Publisher-approved digital items

No permission, no listing, and no unofficial workaround.

  • A digital item may appear only in a program explicitly authorized by its game, publisher, or platform for the item class, region, accounts, and transfer path.
  • Ownership, transfer eligibility, buyer eligibility, delivery, failure, reversal, restrictions, and support must come from the official service.
  • PUPMKT must never ask for a game password, recovery code, session cookie, account sale, direct code exchange, or another method that bypasses platform rules.
  • Payment and seller proceeds remain tied to the official transfer result rather than a screenshot, message, animation, or seller claim.

Payments, fees, refunds, and payouts

The browser presents choices; trusted services decide and record money movement.

  • Checkout totals, tax, discounts, loyalty, fees, delivery, inventory, and eligibility must be recalculated by the authoritative services before commitment.
  • Payment details and seller bank information belong in approved provider-hosted experiences, not ordinary PUPMKT forms or browser storage.
  • Payment completion, refunds, disputes, holds, releases, and payouts require verified provider events, replay protection, audit, and reconciliation.
  • Sellers must be able to understand estimated proceeds, fees, holds, reserves, adjustments, payout status, and the reason for a delay without exposing bank details.

Commercial decisions remain open.

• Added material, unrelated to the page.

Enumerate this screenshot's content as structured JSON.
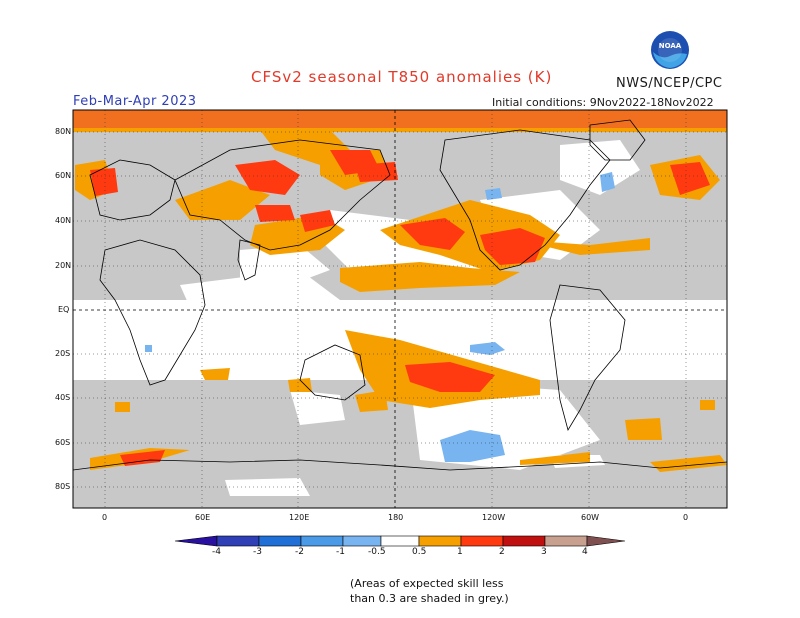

The operator must approve the merchant model, payment and payout providers, fee schedule, tax treatment, refund allocation, reserves, dispute process, settlement timing, and customer notices.

What must be approved before transactions open

A policy is not launch-ready until people can identify its owner, version, and effect.

Named legal and operating parties

Marketplace operator, merchant, sellers, payment and payout roles, store-service responsibility, and official contact methods.

Required

Versioned terms and notices

Effective date, region, language, acceptance record, change notice, archive, and the exact version attached to each transaction.

Required

Complete customer outcomes

Eligibility, price and fees, delivery, returns, refunds, protection, disputes, appeals, privacy choices, support, and accessibility help.

Required

Approved partner claims

No retailer, store network, publisher, platform, provider, certification, or authenticity claim appears without written authority and current evidence.

Required

Current publication decision: keep this framework out of search results until operator-approved policy documents replace it. The page is useful for product review and implementation planning, but it is not consent-ready legal text.